Atlanta was pretty solid on offense for the whole game, but in the two losses to Washington this season, the defense has been dreadful. It looked like the Hawks were on their way to another poor night on that end of the floor after giving up 39 points in the first quarter, but then they had by far the best quarter defensively in the second quarter, giving up only 11 points and allowing Washington to shoot 17% from the floor and 9% from three. The Hawks defense is up and down and they need to find consistency, but they showed what they can do in the second and third quarters last nigt.
Hunter had missed the previous ten games, but he picked up where he left off when he last played against Charlotte. Hunter scored 22 points on 7-13 shooting and played well on defense. Having him healthy will be huge for the Hawks going forward.
Daniels has been the best player on the Hawks this season. Last night against Washington, Daniels had 25 points on 10-14 shooting and he had yet another game where he had six steals. With his statline, Daniels joined some elite company:
Daniels has been incredible for the Hawks this season and has been everything they could have hoped for when they traded for him.
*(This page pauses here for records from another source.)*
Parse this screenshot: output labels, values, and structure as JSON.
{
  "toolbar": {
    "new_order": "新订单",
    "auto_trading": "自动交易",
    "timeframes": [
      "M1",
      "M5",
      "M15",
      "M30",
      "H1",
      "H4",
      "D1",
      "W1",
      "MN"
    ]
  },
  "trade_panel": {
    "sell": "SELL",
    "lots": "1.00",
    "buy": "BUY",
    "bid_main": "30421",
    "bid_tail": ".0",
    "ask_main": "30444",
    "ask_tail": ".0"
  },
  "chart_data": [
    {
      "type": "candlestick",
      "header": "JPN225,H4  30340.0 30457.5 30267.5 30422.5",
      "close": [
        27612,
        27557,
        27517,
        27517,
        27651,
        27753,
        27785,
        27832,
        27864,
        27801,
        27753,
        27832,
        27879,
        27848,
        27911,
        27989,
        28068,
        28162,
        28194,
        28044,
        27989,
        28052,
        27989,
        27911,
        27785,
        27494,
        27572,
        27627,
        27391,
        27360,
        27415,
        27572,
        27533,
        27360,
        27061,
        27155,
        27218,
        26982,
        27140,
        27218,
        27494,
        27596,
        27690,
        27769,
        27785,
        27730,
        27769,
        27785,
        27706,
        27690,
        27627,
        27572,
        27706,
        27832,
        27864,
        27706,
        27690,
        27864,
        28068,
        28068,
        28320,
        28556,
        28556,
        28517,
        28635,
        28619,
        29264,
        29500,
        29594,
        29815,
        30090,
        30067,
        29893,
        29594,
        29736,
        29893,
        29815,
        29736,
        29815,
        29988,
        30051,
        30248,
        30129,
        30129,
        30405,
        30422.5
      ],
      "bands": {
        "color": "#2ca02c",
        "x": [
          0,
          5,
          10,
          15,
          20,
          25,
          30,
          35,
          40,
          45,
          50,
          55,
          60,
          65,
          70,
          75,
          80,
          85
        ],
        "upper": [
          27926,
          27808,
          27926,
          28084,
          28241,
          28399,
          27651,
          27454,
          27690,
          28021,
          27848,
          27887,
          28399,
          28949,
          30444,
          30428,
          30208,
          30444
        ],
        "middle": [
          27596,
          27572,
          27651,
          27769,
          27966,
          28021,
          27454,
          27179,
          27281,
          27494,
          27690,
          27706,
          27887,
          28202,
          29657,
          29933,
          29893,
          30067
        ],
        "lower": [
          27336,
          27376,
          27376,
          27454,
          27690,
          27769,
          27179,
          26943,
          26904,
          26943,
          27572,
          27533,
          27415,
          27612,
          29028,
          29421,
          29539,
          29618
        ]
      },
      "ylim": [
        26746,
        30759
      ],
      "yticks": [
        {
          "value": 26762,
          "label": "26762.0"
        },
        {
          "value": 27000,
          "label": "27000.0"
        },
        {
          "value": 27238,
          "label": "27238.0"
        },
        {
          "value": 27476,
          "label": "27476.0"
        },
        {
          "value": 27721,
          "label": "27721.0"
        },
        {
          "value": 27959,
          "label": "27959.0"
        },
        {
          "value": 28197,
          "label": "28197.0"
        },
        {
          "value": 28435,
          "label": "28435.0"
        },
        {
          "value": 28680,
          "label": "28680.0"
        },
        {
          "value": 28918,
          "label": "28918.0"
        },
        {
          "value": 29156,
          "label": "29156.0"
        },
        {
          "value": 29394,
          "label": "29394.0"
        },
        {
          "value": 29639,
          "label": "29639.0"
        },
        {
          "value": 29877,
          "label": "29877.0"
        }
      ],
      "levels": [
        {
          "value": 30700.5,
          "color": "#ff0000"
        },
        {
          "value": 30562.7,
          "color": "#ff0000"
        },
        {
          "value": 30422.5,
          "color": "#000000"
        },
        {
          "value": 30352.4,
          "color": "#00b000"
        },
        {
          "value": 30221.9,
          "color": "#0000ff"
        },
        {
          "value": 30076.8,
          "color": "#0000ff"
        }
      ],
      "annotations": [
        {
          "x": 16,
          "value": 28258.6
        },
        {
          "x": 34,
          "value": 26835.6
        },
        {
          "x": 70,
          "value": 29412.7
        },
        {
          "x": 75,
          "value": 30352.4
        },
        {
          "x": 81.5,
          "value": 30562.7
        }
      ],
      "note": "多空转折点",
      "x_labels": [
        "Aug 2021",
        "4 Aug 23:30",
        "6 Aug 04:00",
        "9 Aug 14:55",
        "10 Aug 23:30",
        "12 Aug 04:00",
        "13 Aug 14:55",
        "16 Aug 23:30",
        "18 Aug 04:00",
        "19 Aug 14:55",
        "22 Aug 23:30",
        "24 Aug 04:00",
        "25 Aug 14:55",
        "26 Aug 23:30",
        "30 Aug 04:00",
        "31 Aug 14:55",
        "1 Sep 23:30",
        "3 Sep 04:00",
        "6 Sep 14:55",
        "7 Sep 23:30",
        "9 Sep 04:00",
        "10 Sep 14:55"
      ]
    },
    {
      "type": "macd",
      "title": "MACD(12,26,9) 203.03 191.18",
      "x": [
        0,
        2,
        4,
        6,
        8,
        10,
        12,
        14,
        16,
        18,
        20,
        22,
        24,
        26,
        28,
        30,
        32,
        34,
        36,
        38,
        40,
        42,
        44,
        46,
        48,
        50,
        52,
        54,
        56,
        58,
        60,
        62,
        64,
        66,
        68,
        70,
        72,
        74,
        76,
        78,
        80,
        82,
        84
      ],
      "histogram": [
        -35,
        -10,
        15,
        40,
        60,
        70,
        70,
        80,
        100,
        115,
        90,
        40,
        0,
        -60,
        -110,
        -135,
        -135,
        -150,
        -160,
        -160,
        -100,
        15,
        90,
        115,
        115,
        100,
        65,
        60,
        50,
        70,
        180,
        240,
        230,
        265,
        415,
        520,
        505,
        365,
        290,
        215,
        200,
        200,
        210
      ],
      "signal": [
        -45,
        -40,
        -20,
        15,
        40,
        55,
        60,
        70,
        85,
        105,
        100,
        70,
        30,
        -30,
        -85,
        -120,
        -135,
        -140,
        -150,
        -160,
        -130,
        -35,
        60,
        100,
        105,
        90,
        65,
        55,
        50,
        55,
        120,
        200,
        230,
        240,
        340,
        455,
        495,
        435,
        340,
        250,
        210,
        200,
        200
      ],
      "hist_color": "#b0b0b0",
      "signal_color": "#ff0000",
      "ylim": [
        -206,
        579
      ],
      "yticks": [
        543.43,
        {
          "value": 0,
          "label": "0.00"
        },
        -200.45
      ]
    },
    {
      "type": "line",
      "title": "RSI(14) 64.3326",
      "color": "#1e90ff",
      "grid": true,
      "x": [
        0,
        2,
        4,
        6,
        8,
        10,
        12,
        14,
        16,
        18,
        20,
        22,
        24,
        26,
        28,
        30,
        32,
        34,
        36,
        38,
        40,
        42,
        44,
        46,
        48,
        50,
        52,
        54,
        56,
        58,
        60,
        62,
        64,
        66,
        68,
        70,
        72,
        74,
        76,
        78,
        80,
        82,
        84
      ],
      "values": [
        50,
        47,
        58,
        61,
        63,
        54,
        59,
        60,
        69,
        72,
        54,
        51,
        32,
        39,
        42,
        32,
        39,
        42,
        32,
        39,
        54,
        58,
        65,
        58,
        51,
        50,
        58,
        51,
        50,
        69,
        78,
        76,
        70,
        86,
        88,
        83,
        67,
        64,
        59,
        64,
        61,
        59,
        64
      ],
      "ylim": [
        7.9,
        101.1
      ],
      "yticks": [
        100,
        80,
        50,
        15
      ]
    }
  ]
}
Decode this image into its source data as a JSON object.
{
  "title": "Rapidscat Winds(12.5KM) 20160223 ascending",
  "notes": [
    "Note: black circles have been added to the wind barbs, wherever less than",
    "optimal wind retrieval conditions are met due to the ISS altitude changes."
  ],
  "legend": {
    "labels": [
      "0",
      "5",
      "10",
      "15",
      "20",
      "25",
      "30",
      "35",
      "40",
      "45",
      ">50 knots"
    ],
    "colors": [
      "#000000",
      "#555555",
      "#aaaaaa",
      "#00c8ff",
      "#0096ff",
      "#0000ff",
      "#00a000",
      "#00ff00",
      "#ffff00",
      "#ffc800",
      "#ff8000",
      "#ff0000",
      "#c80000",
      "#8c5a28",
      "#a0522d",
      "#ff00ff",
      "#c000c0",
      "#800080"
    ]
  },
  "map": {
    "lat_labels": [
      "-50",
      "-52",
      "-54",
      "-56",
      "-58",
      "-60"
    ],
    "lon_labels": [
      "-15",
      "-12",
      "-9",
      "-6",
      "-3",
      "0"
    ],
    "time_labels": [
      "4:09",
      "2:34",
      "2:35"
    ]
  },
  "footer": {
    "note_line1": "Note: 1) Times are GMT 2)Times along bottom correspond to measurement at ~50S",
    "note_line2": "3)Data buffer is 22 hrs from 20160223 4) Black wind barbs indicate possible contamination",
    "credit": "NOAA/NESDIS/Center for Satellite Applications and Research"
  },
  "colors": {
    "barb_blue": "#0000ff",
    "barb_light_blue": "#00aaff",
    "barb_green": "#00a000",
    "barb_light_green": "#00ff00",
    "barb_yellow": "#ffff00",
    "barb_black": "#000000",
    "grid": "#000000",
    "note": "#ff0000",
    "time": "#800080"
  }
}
Young struggled shooting the ball last night, but it did not really matter. Some of that is the Hawks supporting cast is good around Young and some of it is the Wizards are pretty terrible. Young was 5-18 last night and aside from some three’s, he struggled to get comfortable and find rhythm. It is no cause of concern, but Young has struggled in two of the three games vs the Wizards this year.
The centers played great in the win vs Boston on Tuesday and they followed it up with another good performance last night. Both Clint Capela and Onyeka Okongwu had doubles and played good defense. Larry Nance played 14 minutes and did not score last night, but he has been able to contribute when he has been in this season. This is a deep position for the Hawks and when all of them are playing the way they have been over the past few games, it makes them that much tougher to beat.